What other clothing company mixes trashy sex and manufacturing information in its ads? Like everything else about its business, American Apparel's marketing showcases the bizarre contradictions of postmodern consumer capitalism. The company possesses a downtown textile factory straight out of the '40s, a sexploitation ad campaign from the '70s, and a marketing strategy so sophisticated it almost seems to come from the future. Old-world manufacturing paternalism meets sexy transnational marketing: has American Apparel vertically integrated different eras of capitalism?


In addition to that, Kayla also notes Socket's "The New Wartime Body: Amputee Vets Return from Iraq" (Clamor):

Sources from Walter Reed Army Medical Center in Washington, D.C., estimate that since the onset of the Iraq invasion and occupation upwards of 400 U.S. soldiers have come back needing amputations and prosthetics (30 percent have multiple amputations). According to icasualties.org, since April 2003, between 18,000 and 20,000 U.S. soldiers' injuries include second- and third- degree burns, bone breaks, shrapnel wounds, brain injuries, paralysis, and eye damage. In addition, 9,744 U.S soldiers wounded in action returned to duty between 2003 and 2004, while
8,239 soldiers did not return to war.
"The rocket went through my leg like a knife through butter. It was a terrible scene ... there was just blood and muscle everywhere," Tristan Wyatt, 21, reported in a November 9, 2003, LA Times article entitled "Hospital Front." A rocket had cut off his leg and those of the two other soldiers with him four months earlier in Fallujah, a type of injury treated frequently at Walter Reed.
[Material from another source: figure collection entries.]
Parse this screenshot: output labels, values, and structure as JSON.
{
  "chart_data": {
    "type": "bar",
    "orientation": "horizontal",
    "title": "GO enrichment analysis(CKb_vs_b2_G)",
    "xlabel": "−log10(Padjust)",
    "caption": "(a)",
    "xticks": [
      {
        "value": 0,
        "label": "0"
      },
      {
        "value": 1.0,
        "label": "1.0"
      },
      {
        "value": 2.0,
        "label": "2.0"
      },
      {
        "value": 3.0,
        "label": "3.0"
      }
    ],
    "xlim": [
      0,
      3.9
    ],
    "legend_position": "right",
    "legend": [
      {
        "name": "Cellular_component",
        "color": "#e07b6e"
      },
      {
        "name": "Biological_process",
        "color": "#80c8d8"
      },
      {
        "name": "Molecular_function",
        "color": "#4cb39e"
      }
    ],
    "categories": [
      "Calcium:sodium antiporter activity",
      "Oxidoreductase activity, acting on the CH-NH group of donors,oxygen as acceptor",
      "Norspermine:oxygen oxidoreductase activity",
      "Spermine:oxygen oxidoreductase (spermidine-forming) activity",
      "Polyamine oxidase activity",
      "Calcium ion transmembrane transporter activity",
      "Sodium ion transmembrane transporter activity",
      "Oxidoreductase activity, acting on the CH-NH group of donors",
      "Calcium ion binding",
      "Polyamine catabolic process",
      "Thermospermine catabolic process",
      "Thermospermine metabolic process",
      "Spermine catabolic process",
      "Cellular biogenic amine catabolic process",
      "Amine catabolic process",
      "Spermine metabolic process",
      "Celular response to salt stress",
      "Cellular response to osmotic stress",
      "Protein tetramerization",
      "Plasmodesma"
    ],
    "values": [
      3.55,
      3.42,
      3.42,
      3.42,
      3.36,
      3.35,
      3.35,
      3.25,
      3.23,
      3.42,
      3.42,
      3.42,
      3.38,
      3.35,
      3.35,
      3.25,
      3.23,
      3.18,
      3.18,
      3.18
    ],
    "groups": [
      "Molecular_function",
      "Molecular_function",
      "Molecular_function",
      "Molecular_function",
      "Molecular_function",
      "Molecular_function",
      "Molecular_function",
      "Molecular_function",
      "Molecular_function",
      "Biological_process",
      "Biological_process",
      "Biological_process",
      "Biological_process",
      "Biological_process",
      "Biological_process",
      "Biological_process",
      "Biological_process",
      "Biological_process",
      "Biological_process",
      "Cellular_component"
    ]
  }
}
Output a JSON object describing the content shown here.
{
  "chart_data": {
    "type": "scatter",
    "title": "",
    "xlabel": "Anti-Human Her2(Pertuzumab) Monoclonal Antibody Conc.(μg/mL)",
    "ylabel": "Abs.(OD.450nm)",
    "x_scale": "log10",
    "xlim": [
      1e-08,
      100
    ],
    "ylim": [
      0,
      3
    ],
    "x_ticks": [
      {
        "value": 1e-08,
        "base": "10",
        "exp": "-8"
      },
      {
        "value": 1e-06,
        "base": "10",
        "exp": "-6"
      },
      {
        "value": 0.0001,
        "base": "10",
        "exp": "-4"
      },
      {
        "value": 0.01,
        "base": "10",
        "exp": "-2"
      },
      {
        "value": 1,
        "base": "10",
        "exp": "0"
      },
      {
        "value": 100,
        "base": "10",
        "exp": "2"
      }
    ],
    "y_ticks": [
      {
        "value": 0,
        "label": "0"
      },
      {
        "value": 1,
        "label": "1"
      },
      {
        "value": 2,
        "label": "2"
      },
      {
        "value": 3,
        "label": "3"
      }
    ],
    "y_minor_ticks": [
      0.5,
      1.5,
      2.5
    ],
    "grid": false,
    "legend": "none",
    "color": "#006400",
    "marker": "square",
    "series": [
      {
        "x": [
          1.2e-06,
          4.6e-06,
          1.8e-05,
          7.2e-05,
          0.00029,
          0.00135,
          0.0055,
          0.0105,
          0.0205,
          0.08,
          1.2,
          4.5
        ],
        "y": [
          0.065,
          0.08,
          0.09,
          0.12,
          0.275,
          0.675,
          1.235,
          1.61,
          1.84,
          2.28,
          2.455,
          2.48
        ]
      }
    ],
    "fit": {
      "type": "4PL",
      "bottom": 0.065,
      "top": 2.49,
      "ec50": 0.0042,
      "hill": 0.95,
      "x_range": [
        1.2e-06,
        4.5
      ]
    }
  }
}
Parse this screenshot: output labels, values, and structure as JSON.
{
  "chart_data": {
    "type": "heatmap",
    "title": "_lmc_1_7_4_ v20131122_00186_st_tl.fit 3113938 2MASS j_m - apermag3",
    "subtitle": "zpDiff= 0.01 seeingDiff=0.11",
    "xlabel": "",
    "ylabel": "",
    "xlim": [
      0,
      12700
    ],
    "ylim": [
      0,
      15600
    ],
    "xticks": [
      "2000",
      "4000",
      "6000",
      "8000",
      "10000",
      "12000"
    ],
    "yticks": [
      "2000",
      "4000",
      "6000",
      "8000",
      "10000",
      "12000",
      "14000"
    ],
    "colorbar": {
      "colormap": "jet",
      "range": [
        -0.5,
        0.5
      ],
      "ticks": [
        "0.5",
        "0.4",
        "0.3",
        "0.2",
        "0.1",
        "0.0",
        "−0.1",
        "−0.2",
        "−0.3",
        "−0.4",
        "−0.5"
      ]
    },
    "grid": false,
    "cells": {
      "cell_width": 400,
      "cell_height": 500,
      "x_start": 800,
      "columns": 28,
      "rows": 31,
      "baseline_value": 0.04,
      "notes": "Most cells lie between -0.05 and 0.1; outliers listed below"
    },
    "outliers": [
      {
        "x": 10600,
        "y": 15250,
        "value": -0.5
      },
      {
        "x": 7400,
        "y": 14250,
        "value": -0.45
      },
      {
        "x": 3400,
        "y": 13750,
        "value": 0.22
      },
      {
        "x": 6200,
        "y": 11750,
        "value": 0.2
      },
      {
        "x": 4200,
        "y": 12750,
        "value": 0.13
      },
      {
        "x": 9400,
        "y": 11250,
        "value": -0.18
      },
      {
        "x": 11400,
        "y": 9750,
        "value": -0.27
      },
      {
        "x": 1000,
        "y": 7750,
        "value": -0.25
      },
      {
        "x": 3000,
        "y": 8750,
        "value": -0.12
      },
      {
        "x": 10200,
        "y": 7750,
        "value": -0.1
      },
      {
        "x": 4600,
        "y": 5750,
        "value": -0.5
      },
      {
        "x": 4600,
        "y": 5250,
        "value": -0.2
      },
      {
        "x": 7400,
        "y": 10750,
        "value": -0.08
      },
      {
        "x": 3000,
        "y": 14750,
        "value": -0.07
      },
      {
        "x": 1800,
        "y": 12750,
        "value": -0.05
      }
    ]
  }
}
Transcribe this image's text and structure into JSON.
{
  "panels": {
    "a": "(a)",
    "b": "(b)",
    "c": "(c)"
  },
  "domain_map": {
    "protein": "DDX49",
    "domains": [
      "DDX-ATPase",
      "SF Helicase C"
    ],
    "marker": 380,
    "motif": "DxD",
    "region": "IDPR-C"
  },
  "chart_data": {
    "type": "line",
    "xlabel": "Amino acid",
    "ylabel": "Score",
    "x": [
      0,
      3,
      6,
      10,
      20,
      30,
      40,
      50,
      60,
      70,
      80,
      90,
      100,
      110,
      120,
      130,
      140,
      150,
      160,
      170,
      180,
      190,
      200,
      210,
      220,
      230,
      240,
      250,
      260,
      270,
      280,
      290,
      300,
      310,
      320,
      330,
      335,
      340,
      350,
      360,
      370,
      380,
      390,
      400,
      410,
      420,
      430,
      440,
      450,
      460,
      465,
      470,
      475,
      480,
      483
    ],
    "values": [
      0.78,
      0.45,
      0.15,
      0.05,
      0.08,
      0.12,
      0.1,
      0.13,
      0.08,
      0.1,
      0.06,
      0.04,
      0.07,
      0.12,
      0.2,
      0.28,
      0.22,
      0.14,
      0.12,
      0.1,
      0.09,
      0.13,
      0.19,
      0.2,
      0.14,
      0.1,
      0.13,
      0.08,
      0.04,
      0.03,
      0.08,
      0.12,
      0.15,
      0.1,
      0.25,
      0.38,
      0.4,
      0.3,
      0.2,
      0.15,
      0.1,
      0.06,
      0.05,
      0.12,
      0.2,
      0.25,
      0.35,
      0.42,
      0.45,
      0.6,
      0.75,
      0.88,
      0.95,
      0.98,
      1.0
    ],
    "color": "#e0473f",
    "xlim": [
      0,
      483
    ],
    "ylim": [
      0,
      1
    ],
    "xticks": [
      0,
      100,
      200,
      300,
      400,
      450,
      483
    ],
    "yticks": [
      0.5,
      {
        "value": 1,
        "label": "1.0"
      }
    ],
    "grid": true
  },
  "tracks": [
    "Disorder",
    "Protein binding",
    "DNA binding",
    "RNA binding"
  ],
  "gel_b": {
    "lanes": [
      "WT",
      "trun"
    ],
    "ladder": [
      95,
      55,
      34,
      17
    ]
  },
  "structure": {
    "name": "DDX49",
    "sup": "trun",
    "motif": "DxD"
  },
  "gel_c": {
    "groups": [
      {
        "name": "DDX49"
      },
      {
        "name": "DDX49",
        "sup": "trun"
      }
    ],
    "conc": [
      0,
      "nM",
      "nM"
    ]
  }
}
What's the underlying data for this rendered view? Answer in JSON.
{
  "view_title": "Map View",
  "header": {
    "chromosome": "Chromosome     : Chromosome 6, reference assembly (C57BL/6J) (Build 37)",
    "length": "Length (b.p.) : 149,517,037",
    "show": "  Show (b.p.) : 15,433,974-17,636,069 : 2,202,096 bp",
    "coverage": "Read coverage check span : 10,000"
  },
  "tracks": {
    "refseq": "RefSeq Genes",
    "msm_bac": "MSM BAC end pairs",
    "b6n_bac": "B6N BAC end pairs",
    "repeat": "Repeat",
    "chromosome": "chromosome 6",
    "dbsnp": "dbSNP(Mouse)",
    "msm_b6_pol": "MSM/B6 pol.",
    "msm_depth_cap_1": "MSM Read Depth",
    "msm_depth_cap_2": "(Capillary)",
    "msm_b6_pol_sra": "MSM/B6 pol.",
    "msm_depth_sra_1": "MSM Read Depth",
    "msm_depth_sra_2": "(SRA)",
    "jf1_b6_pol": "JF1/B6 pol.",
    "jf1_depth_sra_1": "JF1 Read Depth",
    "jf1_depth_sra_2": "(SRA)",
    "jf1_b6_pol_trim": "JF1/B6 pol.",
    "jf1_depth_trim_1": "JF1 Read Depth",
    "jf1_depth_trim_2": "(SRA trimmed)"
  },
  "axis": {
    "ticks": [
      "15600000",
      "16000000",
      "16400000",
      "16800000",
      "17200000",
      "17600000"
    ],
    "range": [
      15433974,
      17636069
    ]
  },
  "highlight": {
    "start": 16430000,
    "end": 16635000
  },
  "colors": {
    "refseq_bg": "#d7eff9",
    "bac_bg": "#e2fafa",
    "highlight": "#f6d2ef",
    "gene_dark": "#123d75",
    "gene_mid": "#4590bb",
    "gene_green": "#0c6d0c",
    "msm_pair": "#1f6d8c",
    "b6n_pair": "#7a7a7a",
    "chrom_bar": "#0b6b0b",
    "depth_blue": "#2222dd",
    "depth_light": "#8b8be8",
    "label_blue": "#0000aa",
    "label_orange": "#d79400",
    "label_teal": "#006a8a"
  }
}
Doctors Dennis Clarke and Jim Kaiser both reported (upper extremity) amputations from the elbow down, (lower extremity) above the knee or through the hip resulting from roadside bombs, bullets, and IEDs (Improvised Explosive Devices). Kaiser concluded that "explosion injuries are vicious; they affect multiple body parts; for example, if one gets hit on the right side, part of the right leg, arm, and oftentimes their face gets exploded and pocked-up."
"We were always working with a base of 100 patients at any point in time," began Dennis Clarke, a visiting orthotist-Prosthetist who specializes with lower extremity amputees. "On any given day, Walter Reed's orthopedic wing has about 50 inpatients and another 180 outpatients," says Jim Kaiser, who spent one week as a guest prosthetist at Walter Reed's Occupational Therapy Department in 2004. Working consistently, with hardly a break for lunch, they made fittings for new prosthetics and adjustments on old ones, and cleanings of amputation sites were constant. "There was always something to do and someone to see to. We were very, very busy," Kaiser continued. "Some prosthetics we made were arms; most were leg/lower extremity from explosions and many of the same people had multiple amputations." Two factors -- the war's urban setting and quick response time -- have vastly increased the survival rate for the wounded compared to Vietnam. However, since Vietnam, the number of those wounded in action has risen from 3 percent to 6 percent, according to Wendy Y. Lawton in the George Street Journal, December 10, 2004. Dennis Clarke continues, "When one third of your patients have more than one limb missing, the work and stress and attention is different and accelerated."